- Nichole Velasquez
- Freya
- Multiple Exposed diapositive film photography
- 18.75 x 27.5
Freya was created in 2011 as an analogue, multi‑exposed film photograph made in Germany on a silver mirror plate. The image emerges from overlapping exposures that fuse time, light, and gesture into a single reflection. I first developed this series while documenting the construction site of the European Central Bank, exploring how new forms rise from the remnants of the old. Amid this environment of transformation, the figure of Freya appeared, fragmented yet radiant, suspended between past and future within a construction site series.
In Norse mythology, Freya is both a goddess of love and war, fertility and loss. In this work she becomes a guardian of dual states; a presence that holds creation and decay in balance. Her fractured reflection echoes the mirrored surface of the plate itself, inviting viewers to see themselves within her shifting form.
This piece later formed part of a wider collaboration that led me to Monaco and to new intersections between visual art, theatre, and dance beginning in 2013. Freya stands as the first in a developing series exploring human myth through analogue processes in the unfolding Second Machine Age. She is a meeting of spirit, history, and the contemporary gaze.

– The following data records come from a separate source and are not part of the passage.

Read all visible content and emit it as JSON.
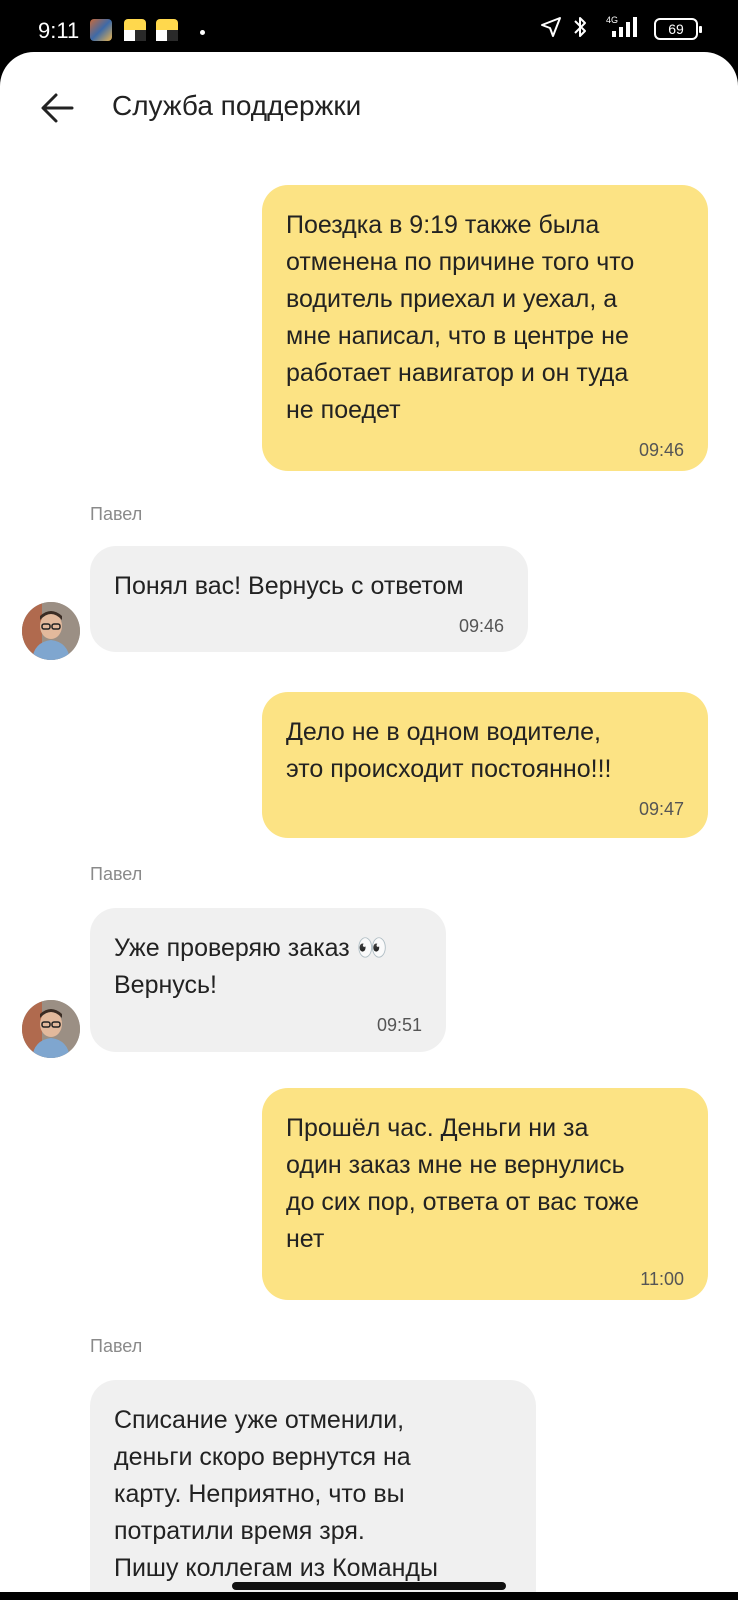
{
  "status_bar": {
    "time": "9:11",
    "network": "4G",
    "battery": "69"
  },
  "header": {
    "title": "Служба поддержки",
    "back_icon": "arrow-left-icon"
  },
  "messages": [
    {
      "direction": "out",
      "text": "Поездка в 9:19 также была\nотменена по причине того что\nводитель приехал и уехал, а\nмне написал, что в центре не\nработает навигатор и он туда\nне поедет",
      "time": "09:46"
    },
    {
      "direction": "in",
      "sender": "Павел",
      "text": "Понял вас! Вернусь с ответом",
      "time": "09:46"
    },
    {
      "direction": "out",
      "text": "Дело не в одном водителе,\nэто происходит постоянно!!!",
      "time": "09:47"
    },
    {
      "direction": "in",
      "sender": "Павел",
      "text": "Уже проверяю заказ 👀\nВернусь!",
      "time": "09:51"
    },
    {
      "direction": "out",
      "text": "Прошёл час. Деньги ни за\nодин заказ мне не вернулись\nдо сих пор, ответа от вас тоже\nнет",
      "time": "11:00"
    },
    {
      "direction": "in",
      "sender": "Павел",
      "text": "Списание уже отменили,\nденьги скоро вернутся на\nкарту. Неприятно, что вы\nпотратили время зря.\nПишу коллегам из Команды",
      "time": ""
    }
  ],
  "colors": {
    "outgoing_bubble": "#fce384",
    "incoming_bubble": "#f0f0f0",
    "sender_name": "#8a8a8a"
  }
}
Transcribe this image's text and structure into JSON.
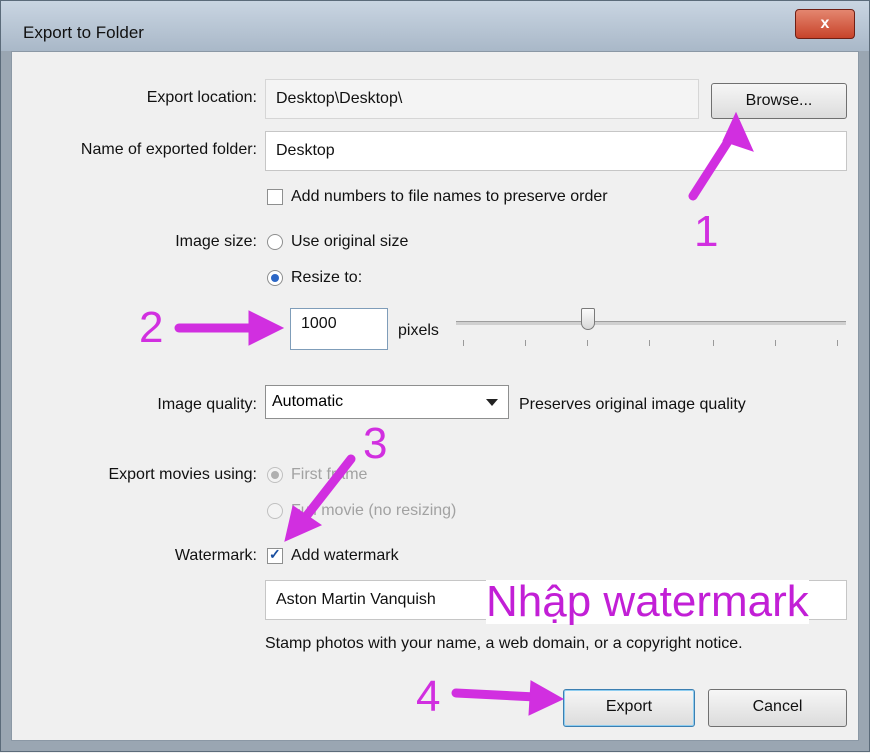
{
  "window": {
    "title": "Export to Folder",
    "close_label": "x"
  },
  "export_location": {
    "label": "Export location:",
    "value": "Desktop\\Desktop\\",
    "browse_label": "Browse..."
  },
  "folder_name": {
    "label": "Name of exported folder:",
    "value": "Desktop"
  },
  "add_numbers": {
    "label": "Add numbers to file names to preserve order",
    "checked": false
  },
  "image_size": {
    "label": "Image size:",
    "option_original": "Use original size",
    "option_resize": "Resize to:",
    "selected": "Resize to:",
    "pixels_value": "1000",
    "pixels_unit": "pixels",
    "slider_level": 0.31
  },
  "image_quality": {
    "label": "Image quality:",
    "selected": "Automatic",
    "note": "Preserves original image quality"
  },
  "export_movies": {
    "label": "Export movies using:",
    "option_first": "First frame",
    "option_full": "Full movie (no resizing)"
  },
  "watermark": {
    "label": "Watermark:",
    "checkbox_label": "Add watermark",
    "checked": true,
    "text": "Aston Martin Vanquish",
    "hint": "Stamp photos with your name, a web domain, or a copyright notice."
  },
  "buttons": {
    "export": "Export",
    "cancel": "Cancel"
  },
  "annotations": {
    "n1": "1",
    "n2": "2",
    "n3": "3",
    "n4": "4",
    "watermark_note": "Nhập watermark",
    "color": "#d12fe0"
  }
}
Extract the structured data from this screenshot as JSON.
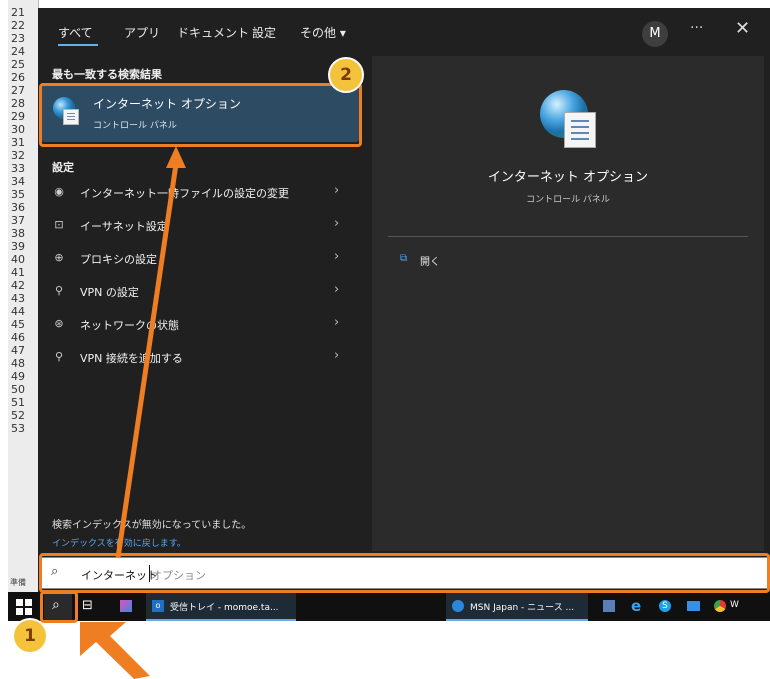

Her gaze, fixed and steadfast, carries the burden of all histories, a silent reckoning that is unable to be turned away from. Pressing urgently toward a future still to be shaped. The potency of her visage is not merely in what it reveals, but in the storm of time it summons: an eternal dialogue between spirit, history, and what lies beyond a once vibrant crown circling her brow. A black halo, fractured yet glowing around her gaze.